When Olaf meets Oaken for the first time (they have a pre-existing relationship in the Frozen series thanks to another short, Olaf's Frozen Adventure), the hairy "bear man" as Olaf calls him helps the snowman choose possible options for his missing nose. And while that sequence brings about some of the best gags, the most notable narrative point for Frozen is in the background, where Anna's ornate ballgown is seen hanging for sale behind Oaken's counter. Clearly, the princess used her valuable dress as her currency and the price-tag of 55 suggests exactly how valuable it was, given that everything Kristoff attempted to buy in Frozen from Oaken should have cost just 10 (before the winter inflation).
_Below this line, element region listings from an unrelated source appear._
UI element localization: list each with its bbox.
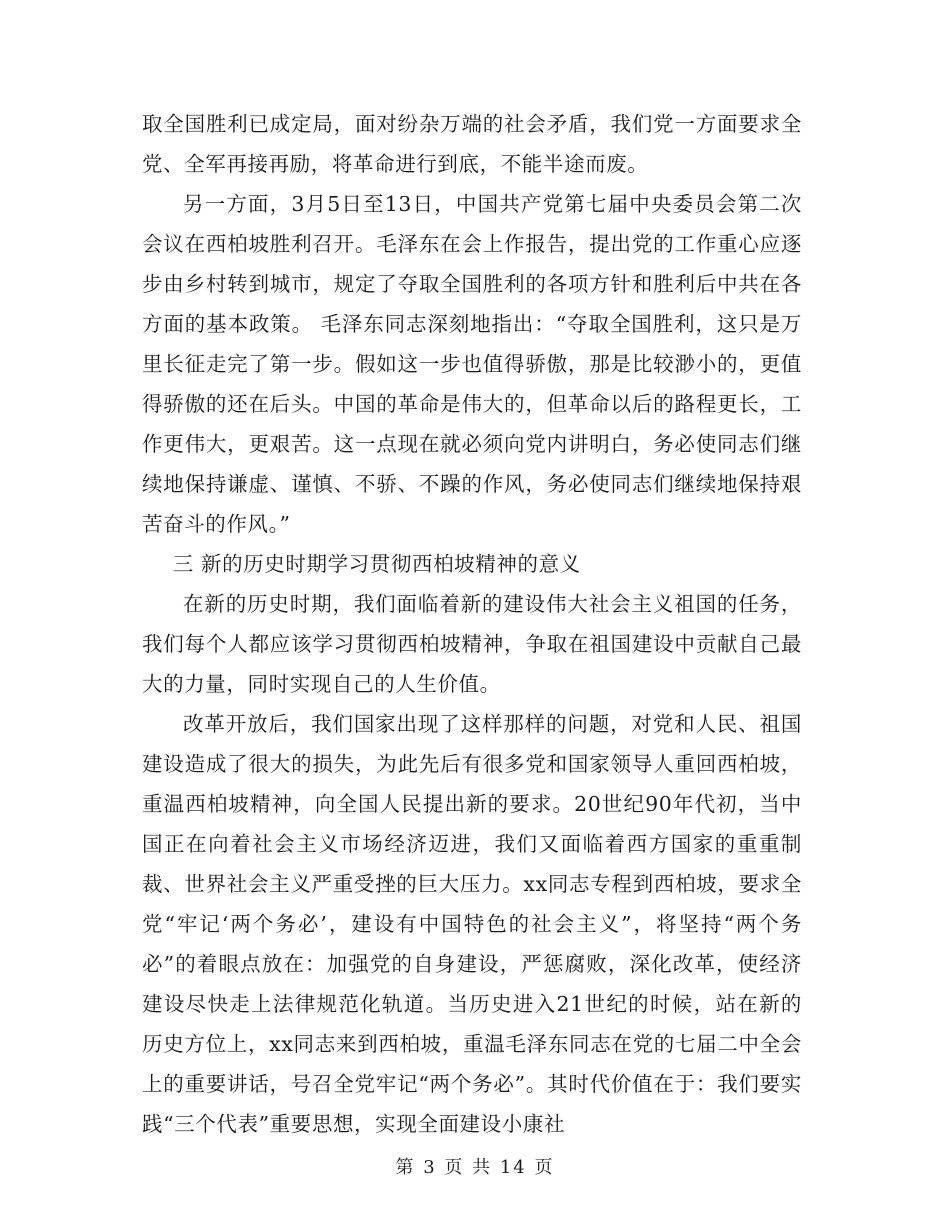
page-number-footer: 第 3 页 共 14 页 <box>395 1157 555 1178</box>
paragraph-new-era: 在新的历史时期，我们面临着新的建设伟大社会主义祖国的任务，我们每个人都应该学习贯彻西柏坡精神，争取在祖国建设中贡献自己最大的力量，同时实现自己的人生价值。 <box>142 592 802 696</box>
document-body <box>142 104 802 1144</box>
paragraph-reform: 改革开放后，我们国家出现了这样那样的问题，对党和人民、祖国建设造成了很大的损失，为此先后有很多党和国家领导人重回西柏坡，重温西柏坡精神，向全国人民提出新的要求。20世纪90年代初，当中国正在向着社会主义市场经济迈进，我们又面临着西方国家的重重制裁、世界社会主义严重受挫的巨大压力。xx同志专程到西柏坡，要求全党“牢记‘两个务必’，建设有中国特色的社会主义”，将坚持“两个务必”的着眼点放在：加强党的自身建设，严惩腐败，深化改革，使经济建设尽快走上法律规范化轨道。当历史进入21世纪的时候，站在新的历史方位上，xx同志来到西柏坡，重温毛泽东同志在党的七届二中全会上的重要讲话，号召全党牢记“两个务必”。其时代价值在于：我们要实践“三个代表”重要思想，实现全面建设小康社 <box>142 712 802 1136</box>
paragraph-second-plenum: 另一方面，3月5日至13日，中国共产党第七届中央委员会第二次会议在西柏坡胜利召开。毛泽东在会上作报告，提出党的工作重心应逐步由乡村转到城市，规定了夺取全国胜利的各项方针和胜利后中共在各方面的基本政策。 毛泽东同志深刻地指出：“夺取全国胜利，这只是万里长征走完了第一步。假如这一步也值得骄傲，那是比较渺小的，更值得骄傲的还在后头。中国的革命是伟大的，但革命以后的路程更长，工作更伟大，更艰苦。这一点现在就必须向党内讲明白，务必使同志们继续地保持谦虚、谨慎、不骄、不躁的作风，务必使同志们继续地保持艰苦奋斗的作风。” <box>142 192 802 536</box>
paragraph-continuation: 取全国胜利已成定局，面对纷杂万端的社会矛盾，我们党一方面要求全党、全军再接再励，将革命进行到底，不能半途而废。 <box>142 112 802 176</box>
section-heading: 三 新的历史时期学习贯彻西柏坡精神的意义 <box>172 552 581 576</box>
Anna and Elsa's enforced isolation from the outside world - partly through their status and partly because of their parents' reluctance to allow Elsa's magical powers to be revealed and feared - meant that it would be unlikely that Anna would have experienced trading at all. The idea of her carrying her own currency simply doesn't fit what is established about her, so her somehow trading with Oaken for goods that Kristoff could not afford never rang entirely true. It's by no means a fatal story issue, but it was enough to warrant discussion online, and it's a testament to Frozen's commitment to storytelling that the new Frozen short, Once Upon A Snowman, adds that qualification.